【第16回経営研究集会・和歌山】「事業承継」をテーマに2分科会を実施

報告者を務めた秋竹新吾氏

 和歌山同友会は第16回経営研究集会を10月15日、岩出市のホテルいとうにて開催しました。メインテーマは「事業承継~バトンを託す者と託される者~」とし、112名が参加しました。

 分科会は、バトンを託す側として、秋竹新吾氏((株)早和果樹園代表取締役)、バトンを託される側として、後和直樹氏((株)リカーショップ専務取締役)のそれぞれの報告がありました。

 秋竹氏の分科会 は「農業の6次産業化・地域活性化への挑戦!~寄り集まり集団の事業承継~」をテーマに、7戸のみかん専業農家で「早和共撰」としてスタートした同社が法人化し6次産業化を実現。生産部、加工部、営業部、総務部それぞれの責任者(取締役)の中から後継社長を選任するに際し、秋竹氏は「社長の心構え」「社長の覚悟」「リスクの大きさ」「社長のリーダーシップ」などを提示し、それぞれと面談を重ね、時間をかけて後継者たちの意見も集約した上で納得する形で確定。後任社長には「人を大切にする経営、人を生かす経営、人を幸せにする経営で安定した強い会社を構築してほしい」と報告がありました。

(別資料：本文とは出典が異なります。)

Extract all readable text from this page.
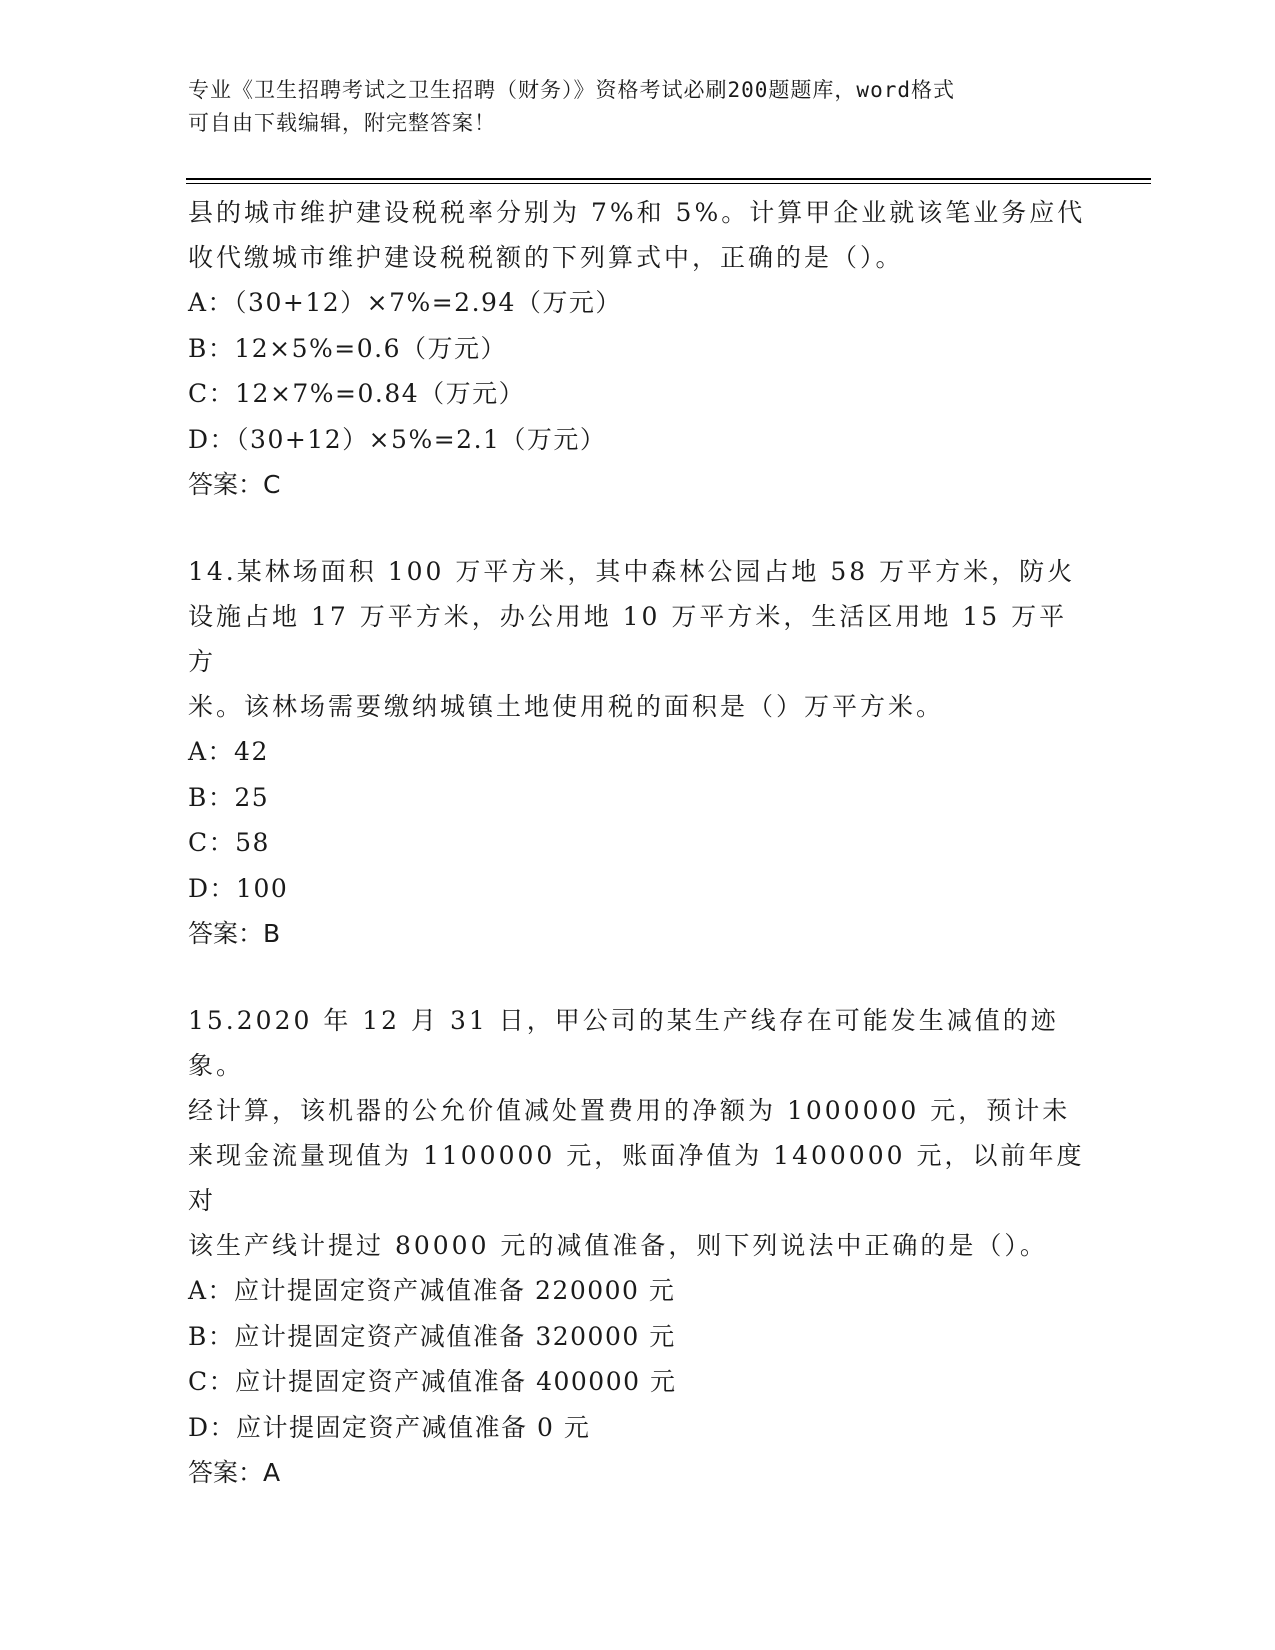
专业《卫生招聘考试之卫生招聘（财务）》资格考试必刷200题题库，word格式
可自由下载编辑，附完整答案！

县的城市维护建设税税率分别为 7%和 5%。计算甲企业就该笔业务应代

收代缴城市维护建设税税额的下列算式中，正确的是（）。

A：（30+12）×7%=2.94（万元）

B：12×5%=0.6（万元）

C：12×7%=0.84（万元）

D：（30+12）×5%=2.1（万元）

答案：C

14.某林场面积 100 万平方米，其中森林公园占地 58 万平方米，防火

设施占地 17 万平方米，办公用地 10 万平方米，生活区用地 15 万平方

米。该林场需要缴纳城镇土地使用税的面积是（）万平方米。

A：42

B：25

C：58

D：100

答案：B

15.2020 年 12 月 31 日，甲公司的某生产线存在可能发生减值的迹象。

经计算，该机器的公允价值减处置费用的净额为 1000000 元，预计未

来现金流量现值为 1100000 元，账面净值为 1400000 元，以前年度对

该生产线计提过 80000 元的减值准备，则下列说法中正确的是（）。

A：应计提固定资产减值准备 220000 元

B：应计提固定资产减值准备 320000 元

C：应计提固定资产减值准备 400000 元

D：应计提固定资产减值准备 0 元

答案：A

 もうひとつの分科会は「理念なき戦い~ベクトル合わせに苦悩する日々」をテーマに、後和氏が大手食品専門会社から帰郷し、家業のリカーショップゴワに入社してから現在に至るまでの軌跡を報告。歴史ある会社で既存のやり方、ベテラン社員との意思統一などに苦労しながらも時代のニーズにフレキシブルに対応し、業務の効率化、組織改革に着手。お客さまに対する考え方を「脱業者、目指せパートナー」とし、(飲食業の)お客さまの繁栄を一番に考え、お客さまと一緒に外食する人の多くの驚き、笑顔を生み出していきたいと思いを語りました。

 分科会終了後に行なわれた全体会では、来賓の中芝岩出市長から、「人材確保の問題や原材料の高騰など中小企業を取り巻く環境は依然厳しいものがありますが、このような時こそ、会員同士が学び、連携し、協力していく事が大切で、それがひいては豊かな地域をつくることになります。地域社会から必要とされる企業をめざして下さい」と激励のメッセージがありました。